Apreté los labios, incapaz de decir nada más. ¿Entonces ese era el secreto de mi familia? ¿Eso era todo? ¿Habían hecho falta diez años y la muerte de mi hermana para que me atreviera a acercarme a mi abuela?

—Cuéntame algo sobre ti —me pidió, quizá para dejar en segundo plano los temas espinosos. Le brillaban los ojos, se notaba que estaba contenta de verme.

—No hay nada interesante que contar. La vida de Hilary era mil veces más interesante que la mía —afirmé con seguridad.

—Pero tú estás aquí, así que primero quiero saber de ti.

Bajé la cabeza. El té todavía humeaba.

—Me levanto, voy al instituto, aunque no destaco en ninguna asignatura (y mucho menos en los deportes), vuelvo a casa y hago los deberes. Eso es todo.

—¿Y qué haces los fines de semana?

—A veces voy a alguna cafetería con mis amigas. Pero ninguna de las tres salimos mucho. Suelo quedarme en casa con el móvil o el ordenador.

—¿Y qué te gusta hacer? ¿Cuál es tu asignatura favorita?

—Ninguna. No hay nada que me guste. Ya te he dicho que mi vida no es nada interesante, lamento decepcionarte y haber tenido razón.

—¿Y a qué esperas para que lo sea? La vida es corta y debemos exprimirla al máximo —respondió.

Me humedecí los labios pensando que lo más excitante que había hecho nunca había sido ir a verla en contra de la voluntad de mi padre.

—Algún día lo intentaré —dije. La verdad, no sabía qué responder.

Ella percibió que la conversación había llegado a un punto muerto y preguntó:

—¿Por qué no me acompañas a hacer unas compras?
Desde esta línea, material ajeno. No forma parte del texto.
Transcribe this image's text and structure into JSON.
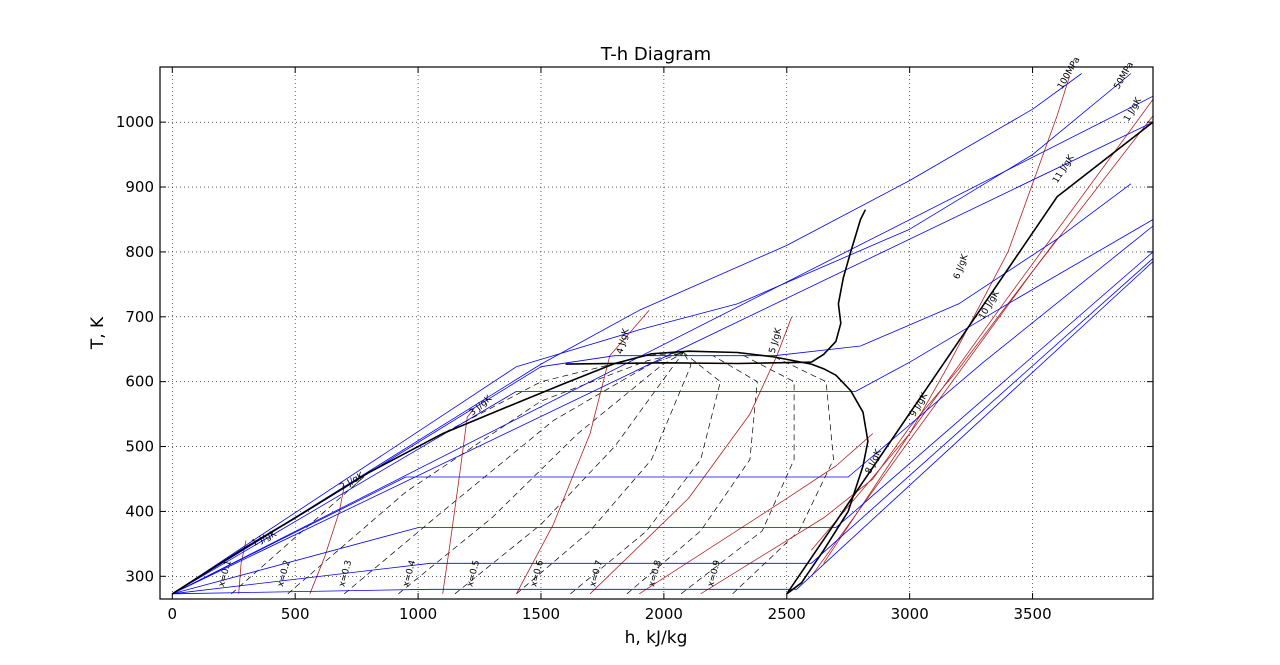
{
  "chart_data": {
    "type": "line",
    "title": "T-h Diagram",
    "xlabel": "h, kJ/kg",
    "ylabel": "T, K",
    "xlim": [
      -50,
      3990
    ],
    "ylim": [
      265,
      1085
    ],
    "grid": true,
    "x_ticks": [
      0,
      500,
      1000,
      1500,
      2000,
      2500,
      3000,
      3500
    ],
    "y_ticks": [
      300,
      400,
      500,
      600,
      700,
      800,
      900,
      1000
    ],
    "colors": {
      "isobar": "#0000ff",
      "isentrope": "#b22222",
      "quality": "#000000",
      "boundary": "#000000",
      "grid": "#000000"
    },
    "series": [
      {
        "name": "",
        "kind": "boundary",
        "points": [
          [
            0,
            273
          ],
          [
            300,
            345
          ],
          [
            500,
            390
          ],
          [
            800,
            460
          ],
          [
            1100,
            520
          ],
          [
            1400,
            567
          ],
          [
            1600,
            598
          ],
          [
            1800,
            628
          ],
          [
            1950,
            643
          ],
          [
            2100,
            647
          ],
          [
            2300,
            645
          ],
          [
            2450,
            638
          ],
          [
            2600,
            627
          ],
          [
            2650,
            620
          ],
          [
            2700,
            610
          ],
          [
            2760,
            586
          ],
          [
            2810,
            553
          ],
          [
            2830,
            508
          ],
          [
            2810,
            470
          ],
          [
            2750,
            400
          ],
          [
            2650,
            340
          ],
          [
            2560,
            290
          ],
          [
            2500,
            273
          ]
        ]
      },
      {
        "name": "",
        "kind": "boundary",
        "points": [
          [
            2600,
            630
          ],
          [
            2650,
            642
          ],
          [
            2700,
            662
          ],
          [
            2720,
            690
          ],
          [
            2710,
            720
          ],
          [
            2730,
            760
          ],
          [
            2760,
            800
          ],
          [
            2800,
            850
          ],
          [
            2820,
            865
          ]
        ]
      },
      {
        "name": "",
        "kind": "boundary",
        "points": [
          [
            1600,
            627
          ],
          [
            2000,
            629
          ],
          [
            2300,
            628
          ],
          [
            2600,
            630
          ]
        ]
      },
      {
        "name": "",
        "kind": "boundary",
        "points": [
          [
            2500,
            273
          ],
          [
            3600,
            885
          ],
          [
            3990,
            1000
          ]
        ]
      },
      {
        "name": "",
        "kind": "isobar",
        "points": [
          [
            0,
            273
          ],
          [
            1500,
            623
          ],
          [
            1800,
            640
          ],
          [
            2150,
            640
          ],
          [
            2450,
            640
          ],
          [
            2800,
            655
          ],
          [
            3200,
            720
          ],
          [
            3600,
            820
          ],
          [
            3900,
            905
          ]
        ]
      },
      {
        "name": "",
        "kind": "isobar",
        "points": [
          [
            0,
            273
          ],
          [
            1400,
            585
          ],
          [
            2780,
            585
          ],
          [
            3000,
            630
          ],
          [
            3400,
            720
          ],
          [
            3990,
            850
          ]
        ]
      },
      {
        "name": "",
        "kind": "isobar",
        "points": [
          [
            0,
            273
          ],
          [
            950,
            453
          ],
          [
            2750,
            453
          ],
          [
            3300,
            630
          ],
          [
            3990,
            840
          ]
        ]
      },
      {
        "name": "",
        "kind": "isobar",
        "points": [
          [
            0,
            273
          ],
          [
            1000,
            375
          ],
          [
            2700,
            375
          ],
          [
            3990,
            800
          ]
        ]
      },
      {
        "name": "",
        "kind": "isobar",
        "points": [
          [
            0,
            273
          ],
          [
            1050,
            320
          ],
          [
            2600,
            320
          ],
          [
            3990,
            790
          ]
        ]
      },
      {
        "name": "",
        "kind": "isobar",
        "points": [
          [
            0,
            273
          ],
          [
            1050,
            280
          ],
          [
            2540,
            280
          ],
          [
            3990,
            785
          ]
        ]
      },
      {
        "name": "",
        "kind": "isobar",
        "points": [
          [
            0,
            273
          ],
          [
            1500,
            627
          ],
          [
            1900,
            710
          ],
          [
            2500,
            810
          ],
          [
            3000,
            910
          ],
          [
            3500,
            1020
          ],
          [
            3700,
            1075
          ]
        ]
      },
      {
        "name": "",
        "kind": "isobar",
        "points": [
          [
            0,
            273
          ],
          [
            1400,
            623
          ],
          [
            1900,
            680
          ],
          [
            2300,
            720
          ],
          [
            3000,
            835
          ],
          [
            3500,
            950
          ],
          [
            3900,
            1075
          ]
        ]
      },
      {
        "name": "",
        "kind": "isobar",
        "points": [
          [
            0,
            273
          ],
          [
            3990,
            1040
          ]
        ]
      },
      {
        "name": "",
        "kind": "isobar",
        "points": [
          [
            0,
            273
          ],
          [
            3990,
            1000
          ]
        ]
      },
      {
        "name": "",
        "kind": "isentrope",
        "points": [
          [
            270,
            273
          ],
          [
            280,
            320
          ],
          [
            300,
            355
          ]
        ]
      },
      {
        "name": "",
        "kind": "isentrope",
        "points": [
          [
            560,
            273
          ],
          [
            620,
            330
          ],
          [
            680,
            400
          ],
          [
            700,
            440
          ]
        ]
      },
      {
        "name": "",
        "kind": "isentrope",
        "points": [
          [
            1100,
            273
          ],
          [
            1130,
            350
          ],
          [
            1170,
            460
          ],
          [
            1200,
            545
          ],
          [
            1230,
            560
          ]
        ]
      },
      {
        "name": "",
        "kind": "isentrope",
        "points": [
          [
            1400,
            273
          ],
          [
            1550,
            380
          ],
          [
            1700,
            520
          ],
          [
            1780,
            640
          ],
          [
            1940,
            710
          ]
        ]
      },
      {
        "name": "",
        "kind": "isentrope",
        "points": [
          [
            1700,
            273
          ],
          [
            2100,
            420
          ],
          [
            2350,
            550
          ],
          [
            2460,
            640
          ],
          [
            2520,
            700
          ]
        ]
      },
      {
        "name": "",
        "kind": "isentrope",
        "points": [
          [
            1900,
            273
          ],
          [
            2500,
            420
          ],
          [
            2700,
            470
          ],
          [
            2850,
            520
          ]
        ]
      },
      {
        "name": "",
        "kind": "isentrope",
        "points": [
          [
            2150,
            273
          ],
          [
            2650,
            390
          ],
          [
            2850,
            450
          ],
          [
            3000,
            530
          ],
          [
            3200,
            620
          ],
          [
            3600,
            820
          ]
        ]
      },
      {
        "name": "",
        "kind": "isentrope",
        "points": [
          [
            2600,
            340
          ],
          [
            2800,
            430
          ],
          [
            3000,
            520
          ],
          [
            3150,
            620
          ],
          [
            3400,
            800
          ],
          [
            3600,
            1010
          ],
          [
            3650,
            1070
          ]
        ]
      },
      {
        "name": "",
        "kind": "isentrope",
        "points": [
          [
            2650,
            320
          ],
          [
            3000,
            520
          ],
          [
            3400,
            730
          ],
          [
            3990,
            1035
          ]
        ]
      },
      {
        "name": "",
        "kind": "isentrope",
        "points": [
          [
            2600,
            300
          ],
          [
            3000,
            510
          ],
          [
            3500,
            770
          ],
          [
            3990,
            1010
          ]
        ]
      },
      {
        "name": "",
        "kind": "quality",
        "points": [
          [
            240,
            273
          ],
          [
            800,
            460
          ],
          [
            1500,
            600
          ],
          [
            1930,
            640
          ],
          [
            2080,
            645
          ]
        ]
      },
      {
        "name": "",
        "kind": "quality",
        "points": [
          [
            470,
            273
          ],
          [
            950,
            430
          ],
          [
            1500,
            570
          ],
          [
            1930,
            632
          ],
          [
            2080,
            645
          ]
        ]
      },
      {
        "name": "",
        "kind": "quality",
        "points": [
          [
            700,
            273
          ],
          [
            1100,
            400
          ],
          [
            1550,
            540
          ],
          [
            1950,
            628
          ],
          [
            2080,
            645
          ]
        ]
      },
      {
        "name": "",
        "kind": "quality",
        "points": [
          [
            920,
            273
          ],
          [
            1300,
            390
          ],
          [
            1650,
            520
          ],
          [
            1990,
            625
          ],
          [
            2080,
            645
          ]
        ]
      },
      {
        "name": "",
        "kind": "quality",
        "points": [
          [
            1150,
            273
          ],
          [
            1500,
            380
          ],
          [
            1800,
            500
          ],
          [
            2040,
            625
          ],
          [
            2080,
            645
          ]
        ]
      },
      {
        "name": "",
        "kind": "quality",
        "points": [
          [
            1400,
            273
          ],
          [
            1700,
            370
          ],
          [
            1950,
            480
          ],
          [
            2110,
            625
          ],
          [
            2080,
            645
          ]
        ]
      },
      {
        "name": "",
        "kind": "quality",
        "points": [
          [
            1620,
            273
          ],
          [
            1930,
            370
          ],
          [
            2150,
            480
          ],
          [
            2230,
            600
          ],
          [
            2080,
            645
          ]
        ]
      },
      {
        "name": "",
        "kind": "quality",
        "points": [
          [
            1850,
            273
          ],
          [
            2150,
            370
          ],
          [
            2350,
            480
          ],
          [
            2380,
            600
          ],
          [
            2200,
            640
          ]
        ]
      },
      {
        "name": "",
        "kind": "quality",
        "points": [
          [
            2070,
            273
          ],
          [
            2400,
            370
          ],
          [
            2530,
            480
          ],
          [
            2530,
            600
          ],
          [
            2300,
            645
          ]
        ]
      },
      {
        "name": "",
        "kind": "quality",
        "points": [
          [
            2280,
            273
          ],
          [
            2550,
            370
          ],
          [
            2690,
            480
          ],
          [
            2660,
            600
          ],
          [
            2440,
            640
          ]
        ]
      }
    ],
    "annotations": [
      {
        "text": "x=0.1",
        "x": 210,
        "y": 283,
        "angle": -75
      },
      {
        "text": "x=0.2",
        "x": 450,
        "y": 283,
        "angle": -75
      },
      {
        "text": "x=0.3",
        "x": 700,
        "y": 283,
        "angle": -75
      },
      {
        "text": "x=0.4",
        "x": 960,
        "y": 283,
        "angle": -75
      },
      {
        "text": "x=0.5",
        "x": 1220,
        "y": 283,
        "angle": -75
      },
      {
        "text": "x=0.6",
        "x": 1480,
        "y": 283,
        "angle": -75
      },
      {
        "text": "x=0.7",
        "x": 1720,
        "y": 283,
        "angle": -75
      },
      {
        "text": "x=0.8",
        "x": 1960,
        "y": 283,
        "angle": -75
      },
      {
        "text": "x=0.9",
        "x": 2200,
        "y": 283,
        "angle": -75
      },
      {
        "text": "1 J/gK",
        "x": 330,
        "y": 346,
        "angle": -25
      },
      {
        "text": "2 J/gK",
        "x": 690,
        "y": 433,
        "angle": -30
      },
      {
        "text": "3 J/gK",
        "x": 1220,
        "y": 547,
        "angle": -40
      },
      {
        "text": "4 J/gK",
        "x": 1830,
        "y": 642,
        "angle": -75
      },
      {
        "text": "5 J/gK",
        "x": 2450,
        "y": 643,
        "angle": -75
      },
      {
        "text": "6 J/gK",
        "x": 3200,
        "y": 757,
        "angle": -70
      },
      {
        "text": "8 J/gK",
        "x": 2840,
        "y": 457,
        "angle": -65
      },
      {
        "text": "9 J/gK",
        "x": 3020,
        "y": 545,
        "angle": -60
      },
      {
        "text": "10 J/gK",
        "x": 3300,
        "y": 695,
        "angle": -60
      },
      {
        "text": "11 J/gK",
        "x": 3600,
        "y": 905,
        "angle": -58
      },
      {
        "text": "100MPa",
        "x": 3620,
        "y": 1050,
        "angle": -60
      },
      {
        "text": "50MPa",
        "x": 3850,
        "y": 1050,
        "angle": -60
      },
      {
        "text": "1 J/gK",
        "x": 3890,
        "y": 1000,
        "angle": -60
      }
    ]
  }
}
Salimos y dimos una vuelta por el barrio. Resultó que mi abuela sabía discutir en chino para que le hicieran alguna rebaja y me hizo reír amenazándome con un pescado crudo.

Me sentí cómoda y volví a estar contenta. Visitar a mi abuela me había hecho bien, pero se hacía tarde y tenía que volver a casa.

Cuando volvimos a la tienda, me negué a entrar y le dije que debíamos despedirnos.

—Por favor, ven cuando quieras —dijo, aunque más bien me lo estaba rogando.

—Solo si me respondes una cosa —curvó las cejas en señal de permiso—. ¿Cómo has sabido todo lo que me dijiste antes? No creo que seas mentalista y que una fuerza superior te cuente los secretos de las personas.

Rose se rio con ganas.

—Mejor te lo cuento la próxima vez, así me aseguro de que vuelves.

Me guiñó un ojo y se metió dentro.

¿Mi abuela era o no era una estafadora? ¿Merecía o no el rechazo de mi padre?

La verdad es que ya no me importaba. Me daba la impresión de que era una buena persona y quería volver a visitarla. Me había hecho olvidarme de la tristeza por una tarde y necesitaba hacerlo más a menudo.